Reason 4: Compliance Risk Has Increased for Employers

From a company’s perspective, hiring an expat now carries:

  • Visa approval risk
  • Renewal uncertainty
  • Dependent pass complications
  • Reputational and compliance exposure

A rejected or delayed Employment Pass does not just affect the expat — it disrupts:

  • Project timelines
  • Client delivery
  • Internal planning

For risk-averse employers, this makes local hiring a safer default option.


Reason 5: Local Talent Has Improved Significantly

This point is often uncomfortable — but important.

Malaysia’s local talent pool has matured rapidly in:

  • Technology
  • Data & analytics
  • Finance & shared services
  • Engineering
  • Digital marketing

With strong graduates, returnees, and experienced professionals available locally, companies must now answer a hard question:

“What can this expat do that we genuinely cannot find locally?”

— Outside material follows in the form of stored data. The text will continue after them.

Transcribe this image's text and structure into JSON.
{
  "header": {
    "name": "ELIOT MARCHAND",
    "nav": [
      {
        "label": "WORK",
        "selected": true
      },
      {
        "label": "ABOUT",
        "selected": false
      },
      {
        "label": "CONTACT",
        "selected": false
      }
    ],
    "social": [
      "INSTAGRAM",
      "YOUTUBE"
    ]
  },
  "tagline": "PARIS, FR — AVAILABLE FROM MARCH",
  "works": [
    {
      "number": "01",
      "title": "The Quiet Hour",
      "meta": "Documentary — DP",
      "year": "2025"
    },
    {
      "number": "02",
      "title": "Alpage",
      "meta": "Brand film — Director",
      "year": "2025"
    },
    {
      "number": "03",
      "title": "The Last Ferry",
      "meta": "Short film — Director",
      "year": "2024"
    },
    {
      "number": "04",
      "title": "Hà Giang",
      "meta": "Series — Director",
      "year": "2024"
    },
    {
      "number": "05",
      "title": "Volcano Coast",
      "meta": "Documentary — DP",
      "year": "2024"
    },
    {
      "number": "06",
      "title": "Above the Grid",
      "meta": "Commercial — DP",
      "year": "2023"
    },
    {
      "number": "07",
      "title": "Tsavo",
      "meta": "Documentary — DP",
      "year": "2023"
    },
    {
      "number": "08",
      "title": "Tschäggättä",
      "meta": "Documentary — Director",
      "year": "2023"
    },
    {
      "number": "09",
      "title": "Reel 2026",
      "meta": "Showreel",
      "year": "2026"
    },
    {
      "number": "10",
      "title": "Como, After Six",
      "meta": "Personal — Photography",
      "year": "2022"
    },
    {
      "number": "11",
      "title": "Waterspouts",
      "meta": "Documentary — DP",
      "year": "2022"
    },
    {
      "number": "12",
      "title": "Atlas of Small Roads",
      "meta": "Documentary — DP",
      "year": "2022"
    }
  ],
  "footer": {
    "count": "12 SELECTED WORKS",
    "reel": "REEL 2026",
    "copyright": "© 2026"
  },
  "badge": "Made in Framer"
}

If that answer is unclear, the expat role is often dropped.


What This Means for Expats in Malaysia (2026 and Beyond)

The message for expats is not negative — but it is very clear.

To remain competitive:

  • Your role must be specialised or leadership-oriented
  • Your salary must align with seniority
  • Your value proposition must be obvious to both employer and Immigration

Generic profiles are the most vulnerable under hiring expats in Malaysia 2026 dynamics.


What Still Works: Where Expats Are Still in Demand

Despite tighter rules, expats continue to be hired in areas such as:

  • Regional leadership roles
  • Niche technical expertise
  • Transformation and change roles
  • Global client-facing positions
  • Roles requiring deep international experience

These roles justify both cost and compliance.


Advice for Employers Hiring Expats in Malaysia

If you are a founder, HR leader, or manager:

  • Budget realistically for EP salary thresholds
  • Avoid hiring expats for roles that can be localised
  • Prepare strong justification early
  • Align expat hiring with long-term succession planning

Smart planning reduces friction and rejection risk.


Advice for Expats Targeting Malaysia in 2026

If you are an expat planning to work in Malaysia:

  • Aim for roles with clear seniority or niche value
  • Negotiate salary with EP thresholds in mind
  • Understand employer risk appetite
  • Don’t rely on “easy EP” assumptions

Your employability now depends on clarity of value, not nationality.


Final Thoughts: A More Selective, Not Closed, Market

Malaysia is not closing its doors to foreign professionals.

Instead, it is becoming more selective.

Companies are rethinking hiring expats in Malaysia (2026 onwards) because the system now rewards:

  • Skill depth
  • Leadership impact
  • Long-term contribution

Expats who adapt to this reality will continue to thrive. Those who don’t may find opportunities shrinking.

This article is part of MalaysiaExpatGuide — offering clear, balanced insights for expats and employers navigating Malaysia’s evolving work landscape.